Johan Thorn Prikker - A noiva (1892-3)
Jacob gerou José, esposo de Maria, da qual nasceu Jesus, chamado
Cristo. Ora, o nascimento de Jesus Cristo foi assim: Maria, sua mãe, estava
desposada com José; antes de coabitarem, notou-se que tinha concebido pelo
poder do Espírito Santo. José, seu esposo, que era um homem justo e não queria
difamá-la, resolveu deixá-la secretamente. Andando ele a pensar nisto, eis que
o anjo do Senhor lhe apareceu em sonhos e lhe disse: «José, filho de David, não
temas receber Maria, tua esposa, pois o que ela concebeu é obra do Espírito
Santo. Ela dará à luz um filho, ao qual darás o nome de Jesus, porque Ele
salvará o povo dos seus pecados.» Despertando do sono, José fez como lhe
ordenou o anjo do Senhor, e recebeu sua esposa. (
Mateus 1,16.18-21.24a) [Comentário proveniente da liturgia grega
aqui]
O texto escolhido para hoje estabelece o vínculo entre uma filiação e
uma função. Contudo, o vínculo funda-se num mistério e exige uma atitude. A
função do Filho de Maria é a de ser Cristo, o Messias, aquele que salvará o
povo da errância. O vocábulo σωσει (terceira pessoa do
singular do futuro do indicativo do verbo σωζω) remete
para um amplo campo semântico. O verbo σωζω significa
libertar, proteger, curar, preservar, salvar, mas também guardar, guardar na
memória, perdoar, não matar. Na figura e função de Cristo encontramos plasmadas
todas estas significações. O vínculo com a filiação – que faz a conexão com
David – mostra que esta função tem uma natureza real. Real porque se inscreve
numa determinada estirpe, a de David, que tem por função reinar, mas real também porque produtora
de realidade.
A salvação, a obra do Messias, é então uma
obra de conferir realidade ao que a tem diminuída. Por isso, por esta
dimensão ontológica da função atribuída ao Filho de Maria, se percebe por que motivo
ele é um libertador, um protector, um salvador, um guardador. Liberta os homens
de um determinado estado em que eles se encontram diminuídos, protege-os da
queda nesse estado, cura-os e guarda-os da deficiência ontológica em que se
encontram. É esta função que, apesar de real, se inscreve no mistério.

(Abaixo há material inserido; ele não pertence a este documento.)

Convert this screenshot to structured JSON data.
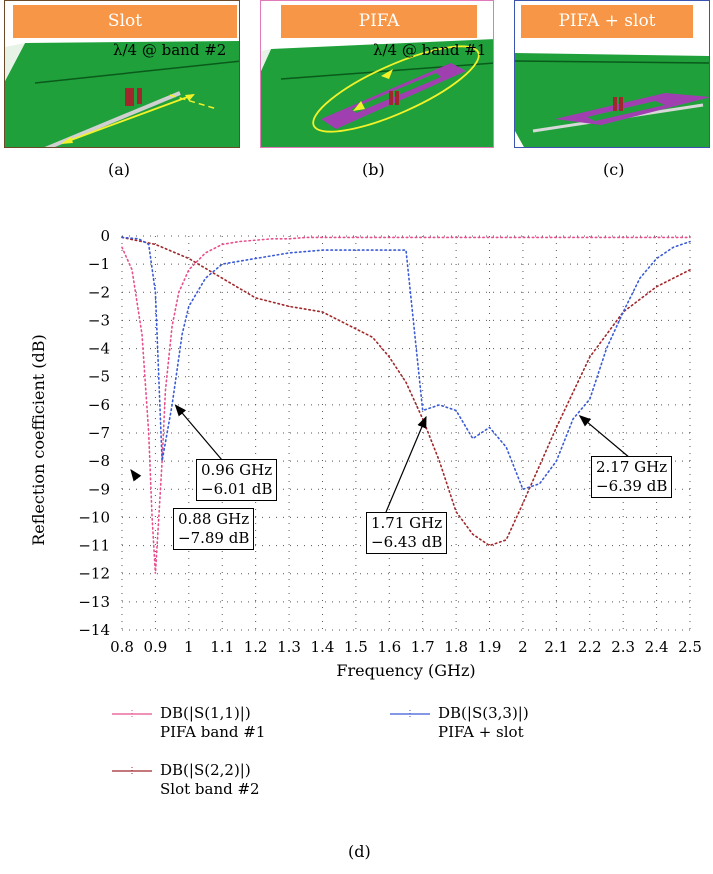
{
  "panels": {
    "a": {
      "title": "Slot",
      "note": "λ/4 @ band #2",
      "label": "(a)"
    },
    "b": {
      "title": "PIFA",
      "note": "λ/4 @ band #1",
      "label": "(b)"
    },
    "c": {
      "title": "PIFA + slot",
      "label": "(c)"
    },
    "d": {
      "label": "(d)"
    }
  },
  "colors": {
    "s11": "#e8508c",
    "s22": "#a0282c",
    "s33": "#3b5bd6",
    "ground": "#1fa03a",
    "pifa": "#a040b0",
    "title_bg": "#f79646"
  },
  "chart_data": {
    "type": "line",
    "xlabel": "Frequency (GHz)",
    "ylabel": "Reflection coefficient (dB)",
    "xlim": [
      0.8,
      2.5
    ],
    "ylim": [
      -14,
      0
    ],
    "xticks": [
      "0.8",
      "0.9",
      "1",
      "1.1",
      "1.2",
      "1.3",
      "1.4",
      "1.5",
      "1.6",
      "1.7",
      "1.8",
      "1.9",
      "2",
      "2.1",
      "2.2",
      "2.3",
      "2.4",
      "2.5"
    ],
    "yticks": [
      "0",
      "−1",
      "−2",
      "−3",
      "−4",
      "−5",
      "−6",
      "−7",
      "−8",
      "−9",
      "−10",
      "−11",
      "−12",
      "−13",
      "−14"
    ],
    "grid": true,
    "series": [
      {
        "name": "DB(|S(1,1)|)",
        "desc": "PIFA band #1",
        "color_key": "s11",
        "x": [
          0.8,
          0.83,
          0.86,
          0.88,
          0.89,
          0.9,
          0.91,
          0.92,
          0.93,
          0.95,
          0.97,
          1.0,
          1.05,
          1.1,
          1.15,
          1.2,
          1.25,
          1.3,
          1.35,
          1.4,
          1.45,
          1.5,
          1.6,
          1.7,
          1.8,
          1.9,
          2.0,
          2.1,
          2.2,
          2.3,
          2.4,
          2.5
        ],
        "y": [
          -0.4,
          -1.2,
          -3.5,
          -7.0,
          -10.0,
          -12.0,
          -10.0,
          -8.0,
          -5.5,
          -3.2,
          -2.0,
          -1.2,
          -0.6,
          -0.3,
          -0.2,
          -0.15,
          -0.1,
          -0.1,
          -0.05,
          -0.05,
          -0.05,
          -0.05,
          -0.05,
          -0.05,
          -0.05,
          -0.05,
          -0.05,
          -0.05,
          -0.05,
          -0.05,
          -0.05,
          -0.05
        ]
      },
      {
        "name": "DB(|S(2,2)|)",
        "desc": "Slot band #2",
        "color_key": "s22",
        "x": [
          0.8,
          0.9,
          1.0,
          1.1,
          1.2,
          1.3,
          1.4,
          1.5,
          1.55,
          1.6,
          1.65,
          1.7,
          1.75,
          1.8,
          1.85,
          1.9,
          1.95,
          2.0,
          2.1,
          2.2,
          2.3,
          2.4,
          2.5
        ],
        "y": [
          -0.05,
          -0.3,
          -0.8,
          -1.5,
          -2.2,
          -2.5,
          -2.7,
          -3.3,
          -3.6,
          -4.3,
          -5.2,
          -6.5,
          -8.0,
          -9.8,
          -10.6,
          -11.0,
          -10.8,
          -9.5,
          -6.8,
          -4.3,
          -2.7,
          -1.8,
          -1.2
        ]
      },
      {
        "name": "DB(|S(3,3)|)",
        "desc": "PIFA + slot",
        "color_key": "s33",
        "x": [
          0.8,
          0.85,
          0.88,
          0.9,
          0.92,
          0.95,
          0.98,
          1.0,
          1.05,
          1.1,
          1.2,
          1.3,
          1.4,
          1.5,
          1.6,
          1.65,
          1.7,
          1.75,
          1.8,
          1.85,
          1.9,
          1.95,
          2.0,
          2.05,
          2.1,
          2.15,
          2.2,
          2.25,
          2.3,
          2.35,
          2.4,
          2.45,
          2.5
        ],
        "y": [
          -0.05,
          -0.1,
          -0.3,
          -2.0,
          -8.0,
          -6.0,
          -3.5,
          -2.5,
          -1.5,
          -1.0,
          -0.8,
          -0.6,
          -0.5,
          -0.5,
          -0.5,
          -0.5,
          -6.2,
          -6.0,
          -6.2,
          -7.2,
          -6.8,
          -7.5,
          -9.0,
          -8.8,
          -8.0,
          -6.5,
          -5.8,
          -4.0,
          -2.7,
          -1.5,
          -0.8,
          -0.4,
          -0.2
        ]
      }
    ],
    "annotations": [
      {
        "line1": "0.96 GHz",
        "line2": "−6.01 dB",
        "x": 0.96,
        "y": -6.01
      },
      {
        "line1": "0.88 GHz",
        "line2": "−7.89 dB",
        "x": 0.88,
        "y": -7.89
      },
      {
        "line1": "1.71 GHz",
        "line2": "−6.43 dB",
        "x": 1.71,
        "y": -6.43
      },
      {
        "line1": "2.17 GHz",
        "line2": "−6.39 dB",
        "x": 2.17,
        "y": -6.39
      }
    ]
  }
}
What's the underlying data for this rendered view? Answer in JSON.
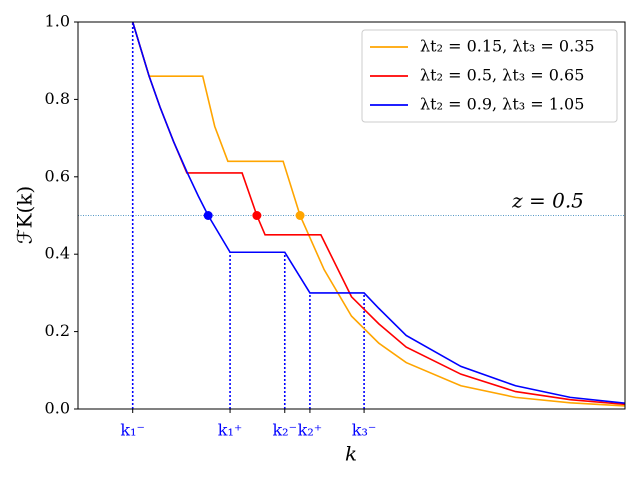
{
  "chart_data": {
    "type": "line",
    "xlabel": "k",
    "ylabel": "ℱK(k)",
    "xlim": [
      0,
      10
    ],
    "ylim": [
      0,
      1
    ],
    "yticks": [
      {
        "value": 0,
        "label": "0.0"
      },
      0.2,
      0.4,
      0.6,
      0.8,
      {
        "value": 1,
        "label": "1.0"
      }
    ],
    "xticks": [
      {
        "value": 1.0,
        "label": "k₁⁻"
      },
      {
        "value": 2.78,
        "label": "k₁⁺"
      },
      {
        "value": 3.78,
        "label": "k₂⁻"
      },
      {
        "value": 4.24,
        "label": "k₂⁺"
      },
      {
        "value": 5.23,
        "label": "k₃⁻"
      }
    ],
    "xtick_color": "#0000ff",
    "hline": 0.5,
    "hline_color": "#1f77b4",
    "annotation": "z = 0.5",
    "legend": "upper right",
    "series": [
      {
        "name": "λt₂ = 0.15,  λt₃ = 0.35",
        "color": "#ffa500",
        "x": [
          1.0,
          1.15,
          1.3,
          2.28,
          2.5,
          2.74,
          3.75,
          4.06,
          4.5,
          5,
          5.5,
          6,
          7,
          8,
          9,
          10
        ],
        "values": [
          1.0,
          0.93,
          0.86,
          0.86,
          0.73,
          0.64,
          0.64,
          0.5,
          0.36,
          0.24,
          0.17,
          0.12,
          0.06,
          0.03,
          0.016,
          0.008
        ],
        "marker": {
          "x": 4.06,
          "y": 0.5
        }
      },
      {
        "name": "λt₂ = 0.5,  λt₃ = 0.65",
        "color": "#ff0000",
        "x": [
          1.0,
          1.15,
          1.3,
          1.5,
          1.75,
          1.99,
          3.0,
          3.27,
          3.42,
          4.44,
          5,
          5.5,
          6,
          7,
          8,
          9,
          10
        ],
        "values": [
          1.0,
          0.93,
          0.86,
          0.78,
          0.69,
          0.61,
          0.61,
          0.5,
          0.45,
          0.45,
          0.29,
          0.22,
          0.16,
          0.09,
          0.045,
          0.024,
          0.012
        ],
        "marker": {
          "x": 3.27,
          "y": 0.5
        }
      },
      {
        "name": "λt₂ = 0.9,  λt₃ = 1.05",
        "color": "#0000ff",
        "x": [
          1.0,
          1.15,
          1.3,
          1.5,
          1.75,
          2.0,
          2.2,
          2.38,
          2.78,
          3.78,
          4.24,
          5.23,
          5.5,
          6,
          7,
          8,
          9,
          10
        ],
        "values": [
          1.0,
          0.93,
          0.86,
          0.78,
          0.69,
          0.61,
          0.55,
          0.5,
          0.405,
          0.405,
          0.3,
          0.3,
          0.26,
          0.19,
          0.11,
          0.06,
          0.03,
          0.015
        ],
        "marker": {
          "x": 2.38,
          "y": 0.5
        }
      }
    ]
  }
}
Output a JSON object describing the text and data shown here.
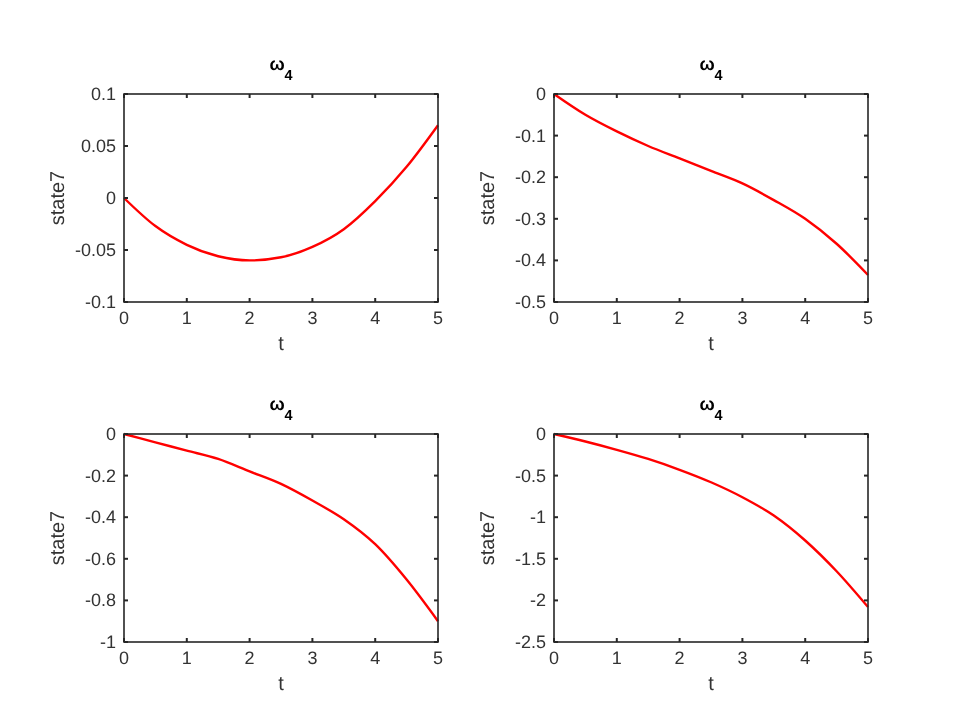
{
  "chart_data": [
    {
      "type": "line",
      "title": "ω$_{4}$",
      "xlabel": "t",
      "ylabel": "state7",
      "x": [
        0,
        0.5,
        1,
        1.5,
        2,
        2.5,
        3,
        3.5,
        4,
        4.5,
        5
      ],
      "xlim": [
        0,
        5
      ],
      "xticks": [
        0,
        1,
        2,
        3,
        4,
        5
      ],
      "ylim": [
        -0.1,
        0.1
      ],
      "yticks": [
        -0.1,
        -0.05,
        0,
        0.05,
        0.1
      ],
      "grid": false,
      "series": [
        {
          "color": "#ff0000",
          "values": [
            0,
            -0.027,
            -0.045,
            -0.056,
            -0.06,
            -0.057,
            -0.047,
            -0.03,
            -0.003,
            0.03,
            0.07
          ]
        }
      ]
    },
    {
      "type": "line",
      "title": "ω$_{4}$",
      "xlabel": "t",
      "ylabel": "state7",
      "x": [
        0,
        0.5,
        1,
        1.5,
        2,
        2.5,
        3,
        3.5,
        4,
        4.5,
        5
      ],
      "xlim": [
        0,
        5
      ],
      "xticks": [
        0,
        1,
        2,
        3,
        4,
        5
      ],
      "ylim": [
        -0.5,
        0
      ],
      "yticks": [
        -0.5,
        -0.4,
        -0.3,
        -0.2,
        -0.1,
        0
      ],
      "grid": false,
      "series": [
        {
          "color": "#ff0000",
          "values": [
            0,
            -0.05,
            -0.09,
            -0.125,
            -0.155,
            -0.185,
            -0.215,
            -0.255,
            -0.3,
            -0.36,
            -0.435
          ]
        }
      ]
    },
    {
      "type": "line",
      "title": "ω$_{4}$",
      "xlabel": "t",
      "ylabel": "state7",
      "x": [
        0,
        0.5,
        1,
        1.5,
        2,
        2.5,
        3,
        3.5,
        4,
        4.5,
        5
      ],
      "xlim": [
        0,
        5
      ],
      "xticks": [
        0,
        1,
        2,
        3,
        4,
        5
      ],
      "ylim": [
        -1,
        0
      ],
      "yticks": [
        -1,
        -0.8,
        -0.6,
        -0.4,
        -0.2,
        0
      ],
      "grid": false,
      "series": [
        {
          "color": "#ff0000",
          "values": [
            0,
            -0.04,
            -0.08,
            -0.12,
            -0.18,
            -0.24,
            -0.32,
            -0.41,
            -0.53,
            -0.7,
            -0.9
          ]
        }
      ]
    },
    {
      "type": "line",
      "title": "ω$_{4}$",
      "xlabel": "t",
      "ylabel": "state7",
      "x": [
        0,
        0.5,
        1,
        1.5,
        2,
        2.5,
        3,
        3.5,
        4,
        4.5,
        5
      ],
      "xlim": [
        0,
        5
      ],
      "xticks": [
        0,
        1,
        2,
        3,
        4,
        5
      ],
      "ylim": [
        -2.5,
        0
      ],
      "yticks": [
        -2.5,
        -2,
        -1.5,
        -1,
        -0.5,
        0
      ],
      "grid": false,
      "series": [
        {
          "color": "#ff0000",
          "values": [
            0,
            -0.09,
            -0.19,
            -0.3,
            -0.43,
            -0.58,
            -0.76,
            -0.98,
            -1.28,
            -1.65,
            -2.08
          ]
        }
      ]
    }
  ]
}
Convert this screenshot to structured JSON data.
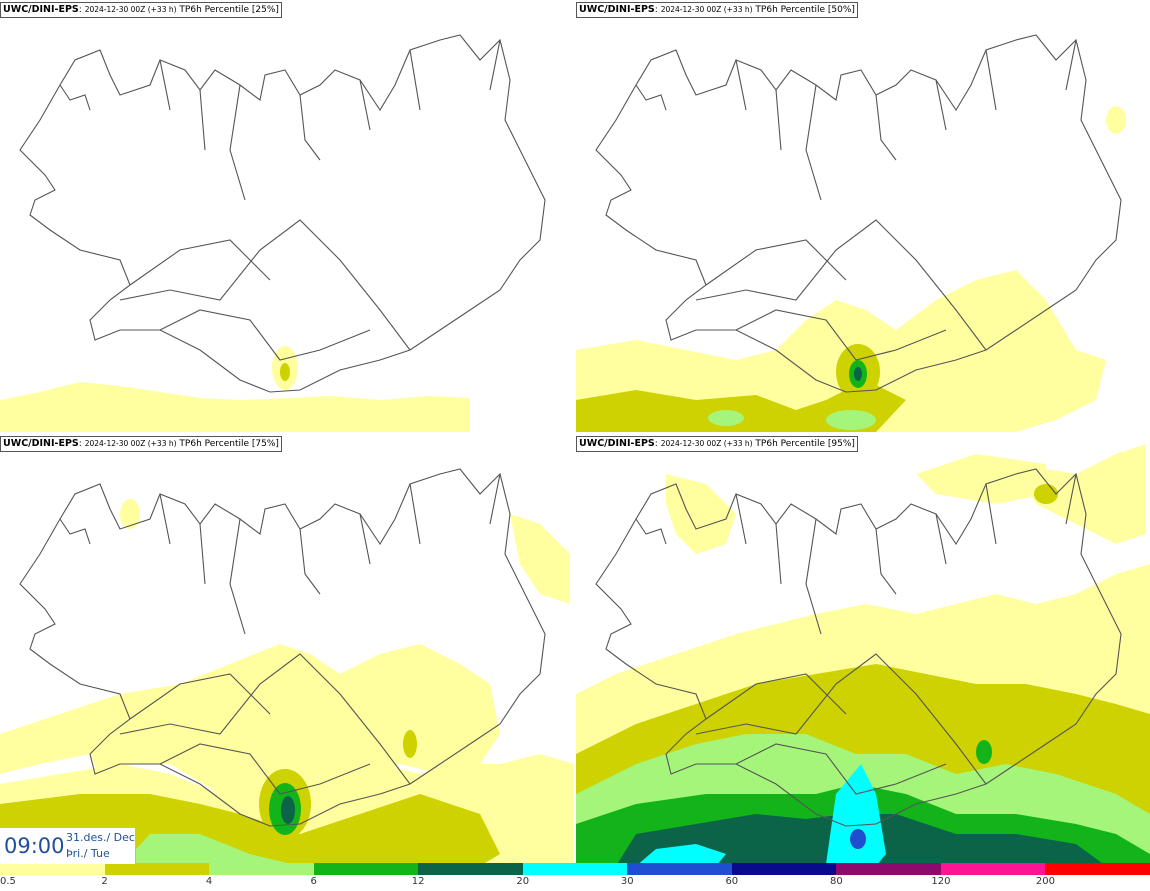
{
  "panels": [
    {
      "id": "p25",
      "model": "UWC/DINI-EPS",
      "run": "2024-12-30 00Z (+33 h)",
      "field": "TP6h Percentile [25%]"
    },
    {
      "id": "p50",
      "model": "UWC/DINI-EPS",
      "run": "2024-12-30 00Z (+33 h)",
      "field": "TP6h Percentile [50%]"
    },
    {
      "id": "p75",
      "model": "UWC/DINI-EPS",
      "run": "2024-12-30 00Z (+33 h)",
      "field": "TP6h Percentile [75%]"
    },
    {
      "id": "p95",
      "model": "UWC/DINI-EPS",
      "run": "2024-12-30 00Z (+33 h)",
      "field": "TP6h Percentile [95%]"
    }
  ],
  "valid_time": {
    "time": "09:00",
    "date": "31.des./ Dec",
    "day": "Þri./ Tue"
  },
  "legend": {
    "labels": [
      "0.5",
      "2",
      "4",
      "6",
      "12",
      "20",
      "30",
      "60",
      "80",
      "120",
      "200"
    ],
    "colors": [
      "#ffff9f",
      "#cdd200",
      "#a4f57a",
      "#13b41a",
      "#0b6448",
      "#00ffff",
      "#1f4fd0",
      "#0a0a8c",
      "#8c0a6e",
      "#ff1493",
      "#ff0000"
    ]
  },
  "colors": {
    "c1": "#ffff9f",
    "c2": "#cdd200",
    "c3": "#a4f57a",
    "c4": "#13b41a",
    "c5": "#0b6448",
    "c6": "#00ffff",
    "c7": "#1f4fd0",
    "coast": "#555555"
  }
}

A experiência humana corrente é a da deficiência
ontológica, é a da errância, é a da falta que o homem sempre sente mas que, mesmo
se dotado de uma vontade poderosa, nunca consegue colmatar. É a sua natureza
finita e falível, pensará submetido ao âmbito da experiência empírica. Que ele
possa ser outra coisa, não pode deixar de ser, para si mesmo, um mistério. Este
mistério requer o mistério da imaculada concepção do próprio Salvador. Ele é um
homem mas não é um homem. A sua natureza plenamente humana é mais que humana e
o mistério da sua concepção é o testemunho desse excesso de natureza.
Haverá um caminho para o homem compreender esse mistério? Segundo o
texto, fica claro que existe um caminho para a compreensão do mistério. Para
uma consciência moderna, educada na crítica e na recusa de qualquer autoridade
que não a razão, é o mais terrível, cruel e decepcionante dos caminhos, o da
obediência. José figura todos aqueles que se abriram ao mistério da natureza
humana, ao mistério de que ela possa ser outra coisa para além de matéria
corruptível, e obedeceram à voz interior que por eles chamava. Ele fez o que lhe
foi ordenado, isto é, obedeceu e recebeu a sua esposa, abriu-se ao mistério,
abriu-se àquele que, no fundo do seu ser, chamava por ele. Não rejeitando o
filho de Maria, José não se rejeitou a si mesmo, não rejeitou o que de
salvífico e libertador tinha em si mesmo, não rejeitou tornar-se efectivamente real, de se tornar naquilo que ele efectivamente era.